The lunar surface is sort of a fingerprint, Petro said, where no 2 landscapes are identical. Topography can be used to determine spacecraft’s exact location above the Moon, comparing images sort of a forensic scientist compares fingerprints from crime scenes to match a known person to an unknown person or to match a location to where the spacecraft is in its flight.
After landing, TRN are often used on ground to assist astronauts to navigate crewed rovers. As a part of NASA’s lunar surface sustainability concept, the agency is considering to use a habitable mobility platform such as RV also as a Lunar Terrain Vehicle (LTV) to assist crew travel on the lunar surface.
Astronauts can typically travel short distances of a couple of miles in an unpressurized rover just like the LTV goodbye as they need landmarks to guide them. However, traveling greater distances is far tougher, to not mention the Sun at the lunar South Pole is usually low on the horizon, adding to visibility challenges. Driving across the South Pole would be like driving a car straight east very first thing in the morning, the light can be often blinding & landmarks can appear distorted. With TRN, astronauts could also be better ready to navigate the South Pole despite the lighting conditions because the computer may better detect hazards.
Speed is the key difference between using TRN to land a spacecraft & using it to navigate a crewed rover. Landing requires capturing & processing images faster, with as short together second intervals between images. To bridge the gap between images, onboard processors keep the spacecraft on target to securely land.

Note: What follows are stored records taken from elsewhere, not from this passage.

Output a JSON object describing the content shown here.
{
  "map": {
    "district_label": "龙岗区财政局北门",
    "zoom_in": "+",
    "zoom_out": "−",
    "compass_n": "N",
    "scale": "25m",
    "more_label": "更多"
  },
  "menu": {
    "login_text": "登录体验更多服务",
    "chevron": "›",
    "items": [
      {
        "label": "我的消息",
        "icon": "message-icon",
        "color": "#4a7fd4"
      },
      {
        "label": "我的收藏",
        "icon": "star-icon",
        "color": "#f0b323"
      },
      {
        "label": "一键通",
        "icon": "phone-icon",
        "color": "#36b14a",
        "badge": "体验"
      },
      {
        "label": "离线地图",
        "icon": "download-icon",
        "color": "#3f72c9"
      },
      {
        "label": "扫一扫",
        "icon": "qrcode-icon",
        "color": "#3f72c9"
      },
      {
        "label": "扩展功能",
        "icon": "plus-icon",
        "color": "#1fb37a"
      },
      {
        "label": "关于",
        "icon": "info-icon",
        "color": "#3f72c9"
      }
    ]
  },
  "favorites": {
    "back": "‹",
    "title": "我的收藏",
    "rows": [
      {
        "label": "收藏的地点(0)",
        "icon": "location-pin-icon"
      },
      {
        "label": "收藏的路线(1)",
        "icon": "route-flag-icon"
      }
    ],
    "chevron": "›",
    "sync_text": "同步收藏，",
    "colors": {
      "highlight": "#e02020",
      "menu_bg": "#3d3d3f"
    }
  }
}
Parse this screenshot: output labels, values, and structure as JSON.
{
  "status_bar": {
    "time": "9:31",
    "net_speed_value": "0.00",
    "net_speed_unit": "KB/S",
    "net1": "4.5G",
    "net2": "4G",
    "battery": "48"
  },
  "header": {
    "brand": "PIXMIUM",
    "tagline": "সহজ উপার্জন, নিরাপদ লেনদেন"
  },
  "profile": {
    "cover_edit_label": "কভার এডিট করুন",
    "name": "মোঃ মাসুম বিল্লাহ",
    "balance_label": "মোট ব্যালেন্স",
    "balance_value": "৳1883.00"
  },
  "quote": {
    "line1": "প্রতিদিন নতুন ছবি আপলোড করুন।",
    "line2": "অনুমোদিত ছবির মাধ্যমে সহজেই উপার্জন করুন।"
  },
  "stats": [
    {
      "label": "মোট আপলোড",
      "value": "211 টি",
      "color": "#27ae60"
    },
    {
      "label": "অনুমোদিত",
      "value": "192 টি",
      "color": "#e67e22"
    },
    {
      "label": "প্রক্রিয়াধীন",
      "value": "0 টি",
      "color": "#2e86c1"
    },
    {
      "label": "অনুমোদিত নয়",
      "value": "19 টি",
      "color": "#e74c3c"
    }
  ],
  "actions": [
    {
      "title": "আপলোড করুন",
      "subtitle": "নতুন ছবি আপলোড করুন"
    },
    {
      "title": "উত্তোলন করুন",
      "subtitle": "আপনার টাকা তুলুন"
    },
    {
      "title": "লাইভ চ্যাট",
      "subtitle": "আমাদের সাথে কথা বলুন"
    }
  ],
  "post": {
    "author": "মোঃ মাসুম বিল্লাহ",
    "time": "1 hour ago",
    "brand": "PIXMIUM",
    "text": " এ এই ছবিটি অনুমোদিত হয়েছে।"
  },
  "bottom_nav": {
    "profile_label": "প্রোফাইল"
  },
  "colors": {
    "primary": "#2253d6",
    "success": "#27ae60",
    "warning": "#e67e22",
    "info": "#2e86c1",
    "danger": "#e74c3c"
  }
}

“When you move slower like with rovers or OSIRIS-REx orbiting round the asteroid, you’ve got longer to process the pictures” said Carolina Restrepo, an engineer at NASA Goddard in Maryland working to enhance current data products for the lunar surface. “When you’re moving very fast, descent & landing, there’s no time for this. You would need to be taking images & processing them as fast as possible aboard the spacecraft & it must be all autonomous.”
Automated TRN solutions can address the requirements of human & robotic explorers as they navigate unique locations in our system like the optical navigation challenges faced by OSIRIS-REx for append Bennu’s rocky surface. Due to missions like LRO, Artemis astronauts can use TRN algorithms & lunar topography data to supplement images of the surface so as to land and safely explore the Moon’s South Pole.
“What we’re trying to anticipate the requirements of future terrain relative navigation systems by combining existing data types to form sure we will build the highest-resolution maps for key locations along future trajectories & landing sites” Restrepo said. “In other words, we’d need high-resolution maps both for scientific purposes also as for navigation.”